NEW YORK, NEW YORK – JANUARY 21: Traders work on the floor of the New York Stock Exchange (NYSE) on … [+]
Stock market crashes are tough to predict. Fortunately, they are also quite a bit rarer than you might think. The stock market dropping overnight has historically appeared a result of either glitches in trading operations or unexpectedly correlated behavior such as forced selling. For example it is now often believed that the 1987 Black Monday crash where the markets fell over 20% in a day was primarily driven by portfolio insurance, where many investors had trading rules in place causing them to sell if the markets dropped by a certain amount. The intent was to protect these investors from larger losses. The reality was that these trading plans may have made a potentially milder crash a lot worse. Yes, there is always a trigger event, but though it kicks things off, there can be multiple potential triggers and its the correlated selling that leads to a big decline and a crash rather than a more normal small dip. Fortunately, circuit breakers may help manage crash risk going forward.
Still, crashes appear an endemic risk of investing in the market. As such they are hard to predict. What is more common is a simple bear market. That stocks will decline, not overnight, but over a period of multiple months. This outcome does appear more likely today for two main reasons.
The first is valuation. Valuation suggests that the U.S. market is expensive today. This is true across a host of metrics, suggesting the U.S. market is anywhere to between somewhat expensive to the most expensive its ever been.
Now, the catch with valuation is it can’t time the market all that well. It suggests returns to the U.S. market will be depressed over the coming years, but it does a poor job forecasting the direction of the market next month, or even next year. Only when you look out a few years does valuation offer a reasonable amount of forecasting power and even then it can inform the market’s broad direction but you can’t be certain. For example, the U.S. markets have been expensive for a few year now, and Alan Greenspan, then Fed Chair, made his famous “irrational exuberance” comment about the market in 1996, suggesting it was overvalued. The market only fell a few years later. So valuation is definitely a imprecise short-term metric.
The second issue is the economy. Now there are things to worry about with the economy, notably manufacturing currently. This is always true, of course. There has virtually never been a period in history when any major economy has been without at least a few dark clouds.
However, the argument here is a bit more macro as it relates to the stock market. Essentially, unemployment in the U.S. at 3.5% is extremely low. On the face of it that’s great news. Lower unemployment, more consumer spending, faster growth. All true so far as it goes.
Nonetheless, when you zoom out a bit as an investor, counter-intuitively the time to buy the market can be when unemployment is high, not when it is low.
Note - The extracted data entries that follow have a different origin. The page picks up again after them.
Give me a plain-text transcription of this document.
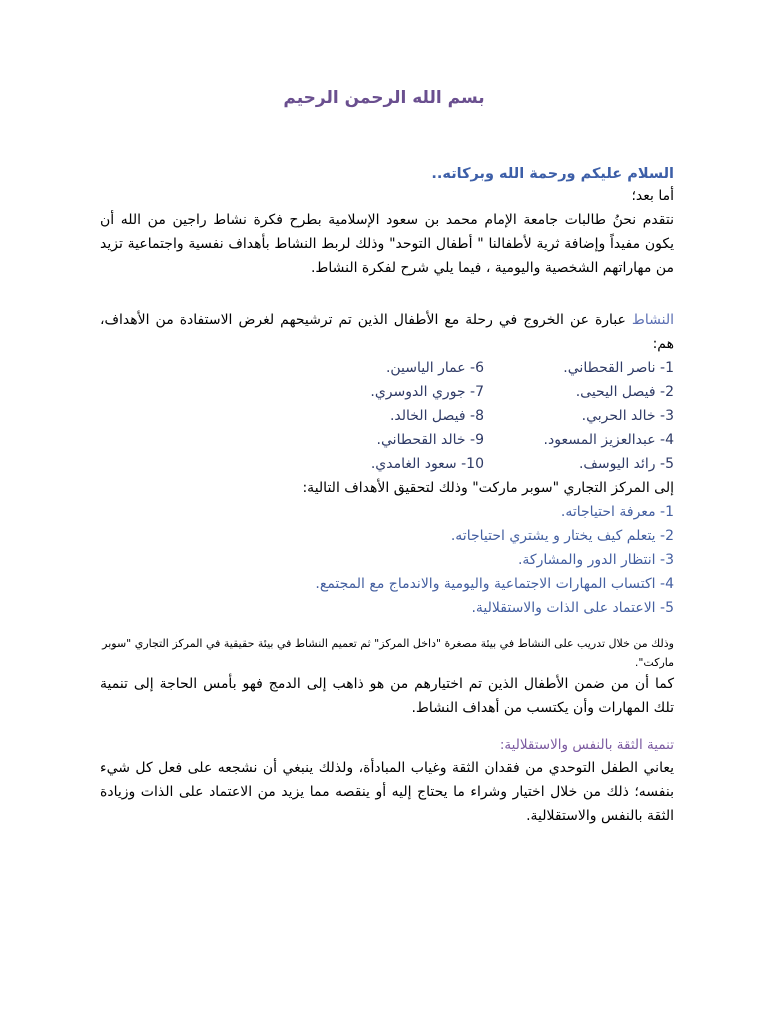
بسم الله الرحمن الرحيم

السلام عليكم ورحمة الله وبركاته..

أما بعد؛

نتقدم نحنُ طالبات جامعة الإمام محمد بن سعود الإسلامية بطرح فكرة نشاط راجين من الله أن يكون مفيداً وإضافة ثرية لأطفالنا " أطفال التوحد" وذلك لربط النشاط بأهداف نفسية واجتماعية تزيد من مهاراتهم الشخصية واليومية ، فيما يلي شرح لفكرة النشاط.

النشاط عبارة عن الخروج في رحلة مع الأطفال الذين تم ترشيحهم لغرض الاستفادة من الأهداف، هم:

1- ناصر القحطاني.
6- عمار الياسين.
2- فيصل اليحيى.
7- جوري الدوسري.
3- خالد الحربي.
8- فيصل الخالد.
4- عبدالعزيز المسعود.
9- خالد القحطاني.
5- رائد اليوسف.
10- سعود الغامدي.

إلى المركز التجاري "سوبر ماركت" وذلك لتحقيق الأهداف التالية:

1- معرفة احتياجاته.

2- يتعلم كيف يختار و يشتري احتياجاته.

3- انتظار الدور والمشاركة.

4- اكتساب المهارات الاجتماعية واليومية والاندماج مع المجتمع.

5- الاعتماد على الذات والاستقلالية.

وذلك من خلال تدريب على النشاط في بيئة مصغرة "داخل المركز" ثم تعميم النشاط في بيئة حقيقية في المركز التجاري "سوبر ماركت".

كما أن من ضمن الأطفال الذين تم اختيارهم من هو ذاهب إلى الدمج فهو بأمس الحاجة إلى تنمية تلك المهارات وأن يكتسب من أهداف النشاط.

تنمية الثقة بالنفس والاستقلالية:

يعاني الطفل التوحدي من فقدان الثقة وغياب المبادأة، ولذلك ينبغي أن نشجعه على فعل كل شيء بنفسه؛ ذلك من خلال اختيار وشراء ما يحتاج إليه أو ينقصه مما يزيد من الاعتماد على الذات وزيادة الثقة بالنفس والاستقلالية.
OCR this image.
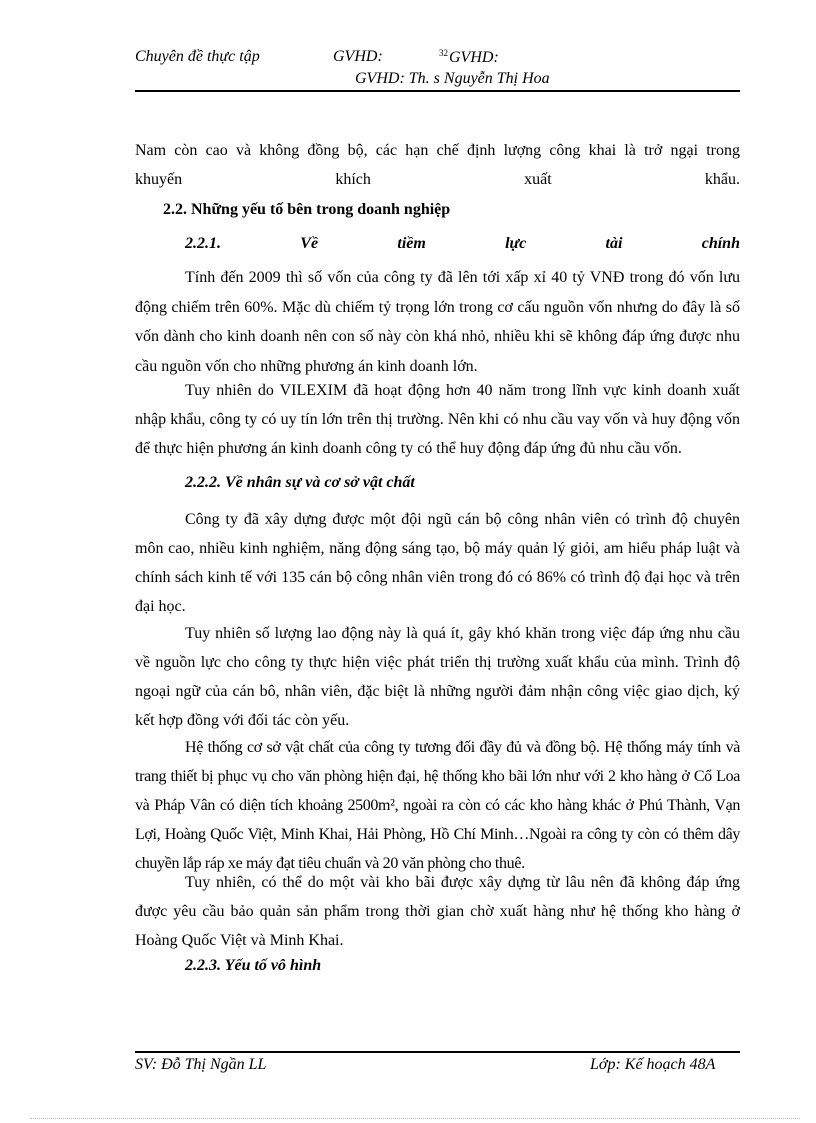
Chuyên đề thực tập	GVHD:	$^{32}$GVHD:
GVHD: Th. s Nguyễn Thị Hoa
Nam còn cao và không đồng bộ, các hạn chế định lượng công khai là trở ngại trong
khuyến	khích	xuất	khẩu.
2.2. Những yếu tố bên trong doanh nghiệp
2.2.1.	Về	tiềm	lực	tài	chính
Tính đến 2009 thì số vốn của công ty đã lên tới xấp xỉ 40 tỷ VNĐ trong đó vốn lưu động chiếm trên 60%. Mặc dù chiếm tỷ trọng lớn trong cơ cấu nguồn vốn nhưng do đây là số vốn dành cho kinh doanh nên con số này còn khá nhỏ, nhiều khi sẽ không đáp ứng được nhu cầu nguồn vốn cho những phương án kinh doanh lớn.
Tuy nhiên do VILEXIM đã hoạt động hơn 40 năm trong lĩnh vực kinh doanh xuất nhập khẩu, công ty có uy tín lớn trên thị trường. Nên khi có nhu cầu vay vốn và huy động vốn để thực hiện phương án kinh doanh công ty có thể huy động đáp ứng đủ nhu cầu vốn.
2.2.2. Về nhân sự và cơ sở vật chất
Công ty đã xây dựng được một đội ngũ cán bộ công nhân viên có trình độ chuyên môn cao, nhiều kinh nghiệm, năng động sáng tạo, bộ máy quản lý giỏi, am hiểu pháp luật và chính sách kinh tế với 135 cán bộ công nhân viên trong đó có 86% có trình độ đại học và trên đại học.
Tuy nhiên số lượng lao động này là quá ít, gây khó khăn trong việc đáp ứng nhu cầu về nguồn lực cho công ty thực hiện việc phát triển thị trường xuất khẩu của mình. Trình độ ngoại ngữ của cán bô, nhân viên, đặc biệt là những người đảm nhận công việc giao dịch, ký kết hợp đồng với đối tác còn yếu.
Hệ thống cơ sở vật chất của công ty tương đối đầy đủ và đồng bộ. Hệ thống máy tính và trang thiết bị phục vụ cho văn phòng hiện đại, hệ thống kho bãi lớn như với 2 kho hàng ở Cổ Loa và Pháp Vân có diện tích khoảng 2500m², ngoài ra còn có các kho hàng khác ở Phú Thành, Vạn Lợi, Hoàng Quốc Việt, Minh Khai, Hải Phòng, Hồ Chí Minh…Ngoài ra công ty còn có thêm dây chuyền lắp ráp xe máy đạt tiêu chuẩn và 20 văn phòng cho thuê.
Tuy nhiên, có thể do một vài kho bãi được xây dựng từ lâu nên đã không đáp ứng được yêu cầu bảo quản sản phẩm trong thời gian chờ xuất hàng như hệ thống kho hàng ở Hoàng Quốc Việt và Minh Khai.
2.2.3. Yếu tố vô hình
SV: Đỗ Thị Ngần LL	Lớp: Kế hoạch 48A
When unemployment is high market valuations are often depressed and there’s a lot of room for growth in the economy should growth pick up.
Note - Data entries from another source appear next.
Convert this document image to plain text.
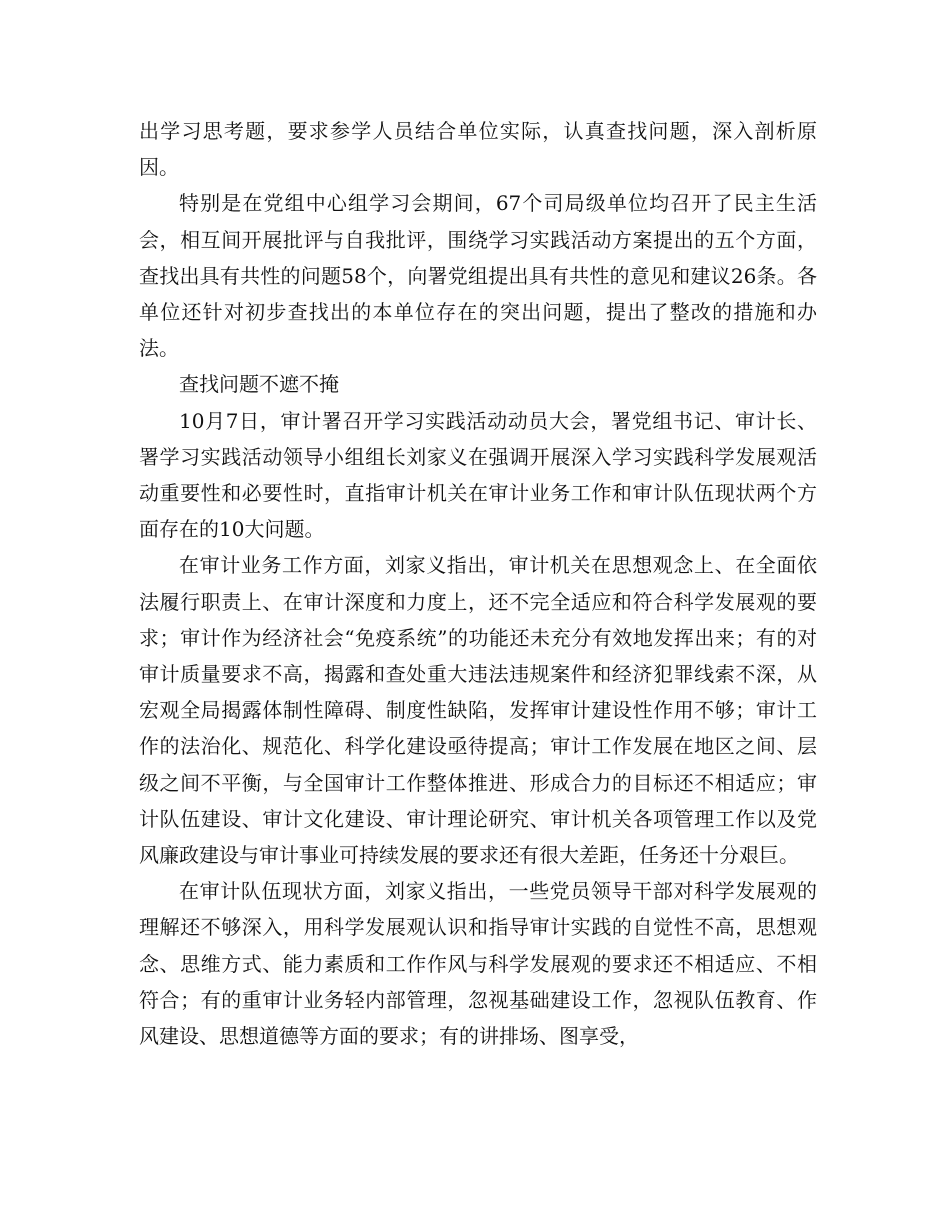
出学习思考题，要求参学人员结合单位实际，认真查找问题，深入剖析原因。

特别是在党组中心组学习会期间，67个司局级单位均召开了民主生活会，相互间开展批评与自我批评，围绕学习实践活动方案提出的五个方面，查找出具有共性的问题58个，向署党组提出具有共性的意见和建议26条。各单位还针对初步查找出的本单位存在的突出问题，提出了整改的措施和办法。

查找问题不遮不掩

10月7日，审计署召开学习实践活动动员大会，署党组书记、审计长、署学习实践活动领导小组组长刘家义在强调开展深入学习实践科学发展观活动重要性和必要性时，直指审计机关在审计业务工作和审计队伍现状两个方面存在的10大问题。

在审计业务工作方面，刘家义指出，审计机关在思想观念上、在全面依法履行职责上、在审计深度和力度上，还不完全适应和符合科学发展观的要求；审计作为经济社会“免疫系统”的功能还未充分有效地发挥出来；有的对审计质量要求不高，揭露和查处重大违法违规案件和经济犯罪线索不深，从宏观全局揭露体制性障碍、制度性缺陷，发挥审计建设性作用不够；审计工作的法治化、规范化、科学化建设亟待提高；审计工作发展在地区之间、层级之间不平衡，与全国审计工作整体推进、形成合力的目标还不相适应；审计队伍建设、审计文化建设、审计理论研究、审计机关各项管理工作以及党风廉政建设与审计事业可持续发展的要求还有很大差距，任务还十分艰巨。

在审计队伍现状方面，刘家义指出，一些党员领导干部对科学发展观的理解还不够深入，用科学发展观认识和指导审计实践的自觉性不高，思想观念、思维方式、能力素质和工作作风与科学发展观的要求还不相适应、不相符合；有的重审计业务轻内部管理，忽视基础建设工作，忽视队伍教育、作风建设、思想道德等方面的要求；有的讲排场、图享受，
Now, in the U.S. we have the opposite situation. Valuations are very high as discussed above and unemployment is great, but it just can’t get that much better from here for that much longer. Again, this is not to say that the U.S. economy won’t see a good run for a few more months or even years, but that for investors valuations can’t rise much more and earnings too are likely a bit stretched. Hence the risks may be to the downside, even if we can’t forecast the timing.
Furthermore, in addition to rising unemployment, assuming that happens, the other risk is an inverted yield curve. This happened last year. Analysis suggests that the yield curve and unemployment are the best recession predictors. Recession can, in turn, drive the markets.
It therefore seems that the risks to the markets are to the downside. Not necessarily this month or year, but on a medium-term view. Sadly, those forecasting methods that are somewhat reliable, based on history, do take a few years to play out, and even then they aren’t guaranteed. Still, the omens don’t look good. Nonetheless, equities have still historically been the best asset class over the very long term, so if history is any guide, even with a rough patch for stocks, you’ll still likely come out ahead on a decade plus view if sufficiently diversified in your investing approach and historical trends hold.
What should you do as an investor? Well buy and hold is often considered a fine strategy. You can potentially ignore all macro forecasts, most of which are wrong anyway, and stay in the market. The only challenge there is that buy and hold is a much easier to convince yourself of during positive markets.
You need to be sure you can indeed hold through the next bear market, especially since your portfolio risk level may have increased recently. If not, consider taking some risk of the table, by switching out some stocks for bonds or diversifying internationally. So whether or not we see a crash in 2020 is impossible to say, but there is a risk that market returns, especially for the U.S., are a lot less good for the next few years, than we’ve seen in recent history.